"I have just returned from a working visit to Cuba. They are very interested in cooperating with us in the use of the Glonass system, which will cover the globe by 2010," Roscosmos chief Anatoly Perminov told reporters in Moscow.
He said Moscow and Havana are working on a space cooperation agreement and have considered ways of jointly using earth remote sensing satellites.
Russia has previously said it intends to share its space technology with Cuba, and has begun discussions on building a space center in the country.
Perminov also said Russia would like to station several ground based space communication facilities in Venezuela, but stressed that they would have no military application.
Glonass (Global Navigation Satellite System) is the Russian equivalent of the U.S. Global Positioning System (GPS), which is designed for both military and civilian use, and allows users to identify their positions in real time.
Russia plans to launch six satellites in the next three months to increase the existing Glonass grouping to 18-19 spacecraft.
According to the Central Research Institute for Machine Building, the Glonass system currently consists of 16 satellites, with 13 satellites working in orbit, two undergoing maintenance, and one due to be withdrawn from the orbital grouping.
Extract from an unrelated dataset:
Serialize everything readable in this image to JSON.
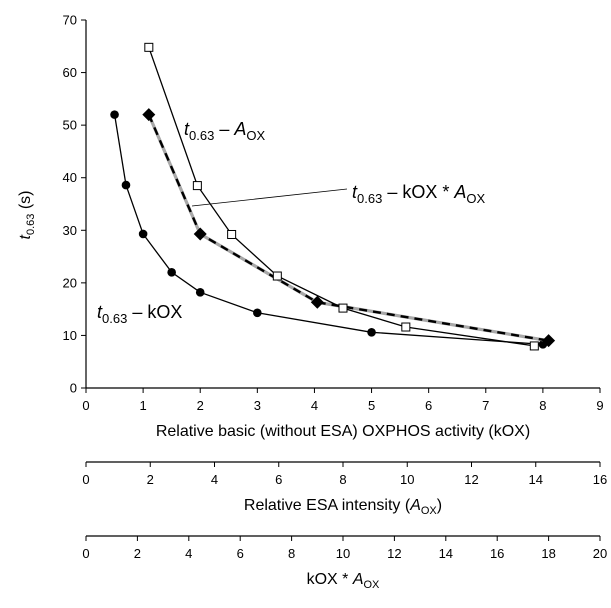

Perminov earlier said that the number of Glonass satellites will be increased from the current 16 to 30 by 2011.
A total of 9.9 billion rubles (around $400 million at the current exchange rate) was allocated for Glonass from the federal budget in 2007, and 4.7 billion rubles ($190 million) in 2006.
Russian Prime Minister Vladimir Putin signed a directive on September 12 allocating an additional $2.6 billion to develop the Glonass system.